Friday, 6 March 2015

Forget boobs or bum! One thing that really attracts me in a woman-

It’s no secret that men tend to like women with small waists, long legs and an ample bust.


But now we can add a curved spine to the list, according to body boffins.


Scientists have discovered that men are particularly attracted to women with a back that curves 45 degrees above the top of her bottom.


And that could explain the male fascination with curvy celebs like Kim Kardashian and Jennifer Lopez.


The 45 degrees angle would have given a woman an advantage for childbearing in the hunter-gatherer times, and that is why men have evolved to find it preferable, the researchers claim.


SplashKim Kardashian

Angling for success: Kim Kardashian might tick the boxes for the perfect angles to appeal to men

Without such a curve, the pressure on the woman’s hips during pregnancy would have increased by nearly 800 per cent – leaving her immobile and unable to look for food for her and her family or escape danger.
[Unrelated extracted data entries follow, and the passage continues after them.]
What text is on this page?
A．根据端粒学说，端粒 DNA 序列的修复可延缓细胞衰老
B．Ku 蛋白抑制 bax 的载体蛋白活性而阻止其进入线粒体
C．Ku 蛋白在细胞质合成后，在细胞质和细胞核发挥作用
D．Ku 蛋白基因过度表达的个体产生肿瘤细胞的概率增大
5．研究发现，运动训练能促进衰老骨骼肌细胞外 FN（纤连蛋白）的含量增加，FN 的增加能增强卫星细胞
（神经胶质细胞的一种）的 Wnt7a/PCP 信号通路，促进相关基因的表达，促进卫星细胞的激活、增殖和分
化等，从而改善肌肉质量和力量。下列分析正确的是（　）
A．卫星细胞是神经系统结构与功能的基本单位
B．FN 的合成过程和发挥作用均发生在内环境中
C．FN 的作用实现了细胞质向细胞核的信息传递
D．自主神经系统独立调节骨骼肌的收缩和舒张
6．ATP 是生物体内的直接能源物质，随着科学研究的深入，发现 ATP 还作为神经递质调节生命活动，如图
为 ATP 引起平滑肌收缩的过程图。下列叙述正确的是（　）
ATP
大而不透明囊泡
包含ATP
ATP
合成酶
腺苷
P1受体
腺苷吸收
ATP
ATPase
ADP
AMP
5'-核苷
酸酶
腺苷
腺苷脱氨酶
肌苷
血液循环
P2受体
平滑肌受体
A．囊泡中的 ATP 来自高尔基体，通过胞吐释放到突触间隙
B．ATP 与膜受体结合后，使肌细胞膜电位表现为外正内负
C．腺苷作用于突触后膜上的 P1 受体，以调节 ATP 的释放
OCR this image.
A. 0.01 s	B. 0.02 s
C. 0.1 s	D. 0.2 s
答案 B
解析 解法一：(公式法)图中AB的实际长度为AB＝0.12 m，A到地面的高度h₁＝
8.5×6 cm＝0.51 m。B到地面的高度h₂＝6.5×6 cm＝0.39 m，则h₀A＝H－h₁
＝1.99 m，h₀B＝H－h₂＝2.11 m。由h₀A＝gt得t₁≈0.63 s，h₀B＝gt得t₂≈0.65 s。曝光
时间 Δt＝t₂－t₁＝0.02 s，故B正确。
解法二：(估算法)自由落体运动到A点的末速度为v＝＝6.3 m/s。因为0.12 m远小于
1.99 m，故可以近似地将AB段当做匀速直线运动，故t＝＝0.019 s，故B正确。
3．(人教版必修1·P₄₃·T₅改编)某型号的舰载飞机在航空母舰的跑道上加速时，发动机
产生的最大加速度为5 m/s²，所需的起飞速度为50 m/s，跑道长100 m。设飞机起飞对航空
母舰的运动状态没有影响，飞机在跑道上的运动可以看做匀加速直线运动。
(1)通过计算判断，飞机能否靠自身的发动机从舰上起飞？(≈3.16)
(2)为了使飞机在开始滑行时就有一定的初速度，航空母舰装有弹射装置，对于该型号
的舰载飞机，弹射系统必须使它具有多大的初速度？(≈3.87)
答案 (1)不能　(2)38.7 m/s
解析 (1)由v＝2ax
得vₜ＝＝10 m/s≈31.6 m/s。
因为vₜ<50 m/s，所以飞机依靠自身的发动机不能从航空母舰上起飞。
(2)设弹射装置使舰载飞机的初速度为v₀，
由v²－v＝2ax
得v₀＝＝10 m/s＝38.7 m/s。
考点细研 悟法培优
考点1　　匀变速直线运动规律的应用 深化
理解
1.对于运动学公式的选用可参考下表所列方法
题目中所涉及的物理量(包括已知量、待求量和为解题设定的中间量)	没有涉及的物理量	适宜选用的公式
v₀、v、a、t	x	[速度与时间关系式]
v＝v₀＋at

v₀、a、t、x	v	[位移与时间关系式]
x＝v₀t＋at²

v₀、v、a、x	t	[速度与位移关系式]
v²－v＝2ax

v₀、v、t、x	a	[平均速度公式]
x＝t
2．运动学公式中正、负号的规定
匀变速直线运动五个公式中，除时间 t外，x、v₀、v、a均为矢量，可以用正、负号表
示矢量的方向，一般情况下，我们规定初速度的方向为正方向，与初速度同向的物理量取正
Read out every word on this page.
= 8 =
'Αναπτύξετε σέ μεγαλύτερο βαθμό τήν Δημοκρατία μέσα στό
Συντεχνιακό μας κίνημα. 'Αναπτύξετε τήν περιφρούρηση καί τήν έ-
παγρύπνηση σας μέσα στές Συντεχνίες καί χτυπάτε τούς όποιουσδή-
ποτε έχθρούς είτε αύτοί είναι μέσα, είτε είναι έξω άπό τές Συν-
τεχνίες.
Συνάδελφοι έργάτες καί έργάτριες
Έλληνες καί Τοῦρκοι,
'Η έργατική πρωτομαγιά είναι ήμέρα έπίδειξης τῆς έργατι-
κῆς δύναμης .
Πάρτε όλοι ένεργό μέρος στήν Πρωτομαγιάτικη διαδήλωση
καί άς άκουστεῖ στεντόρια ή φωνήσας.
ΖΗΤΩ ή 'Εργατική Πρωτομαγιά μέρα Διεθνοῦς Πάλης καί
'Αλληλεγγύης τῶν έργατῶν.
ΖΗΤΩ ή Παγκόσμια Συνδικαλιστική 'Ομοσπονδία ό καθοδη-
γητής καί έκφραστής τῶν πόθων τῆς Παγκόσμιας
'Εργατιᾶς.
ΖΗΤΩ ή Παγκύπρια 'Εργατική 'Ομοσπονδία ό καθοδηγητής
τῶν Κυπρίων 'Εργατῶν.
Importantly, the researchers found that the preference for the curve was unrelated to the size of a woman’s actual bottom.


“It’s an independent and previously undiscovered standard of attractiveness,” said study author David Lewis of Bilkent University in Turkey.


“(The curve) would have enabled ancestral women to shift their centre of mass back over their hips during pregnancy, a time during which there is a dramatic forward shift of their centre of mass.


“This benefit is critical: without being able to do this, women would experience a dramatic increase in hip torque (pressure) subjecting them to risk of muscular fatigue and injury.


Evolution and Human BehaviourBum silhouettes

Test: An example of the silhouettes shown to men during the study with different curvatures of the spine

“Consequently, ancestral women who possessed this degree of lumbar curvature (spine curve) would have been able to forage longer into pregnancy and would have been able to carry out multiple pregnancies with a reduced risk of spinal injury.


“These benefits to women, in turn, would have created the background selective conditions for the evolution of a male preference for this angle: men who preferred such women would have had mates who were less vulnerable to spinal injuries, who would have more successfully foraged during pregnancy, and who would have been able to carry out multiple pregnancies without suffering debilitating injuries.”


For the study, which was published in the journal Evolution and Human Behaviour, the psychologists showed 300 men silhouette images of women with different angles of curvature and asked them to rate them.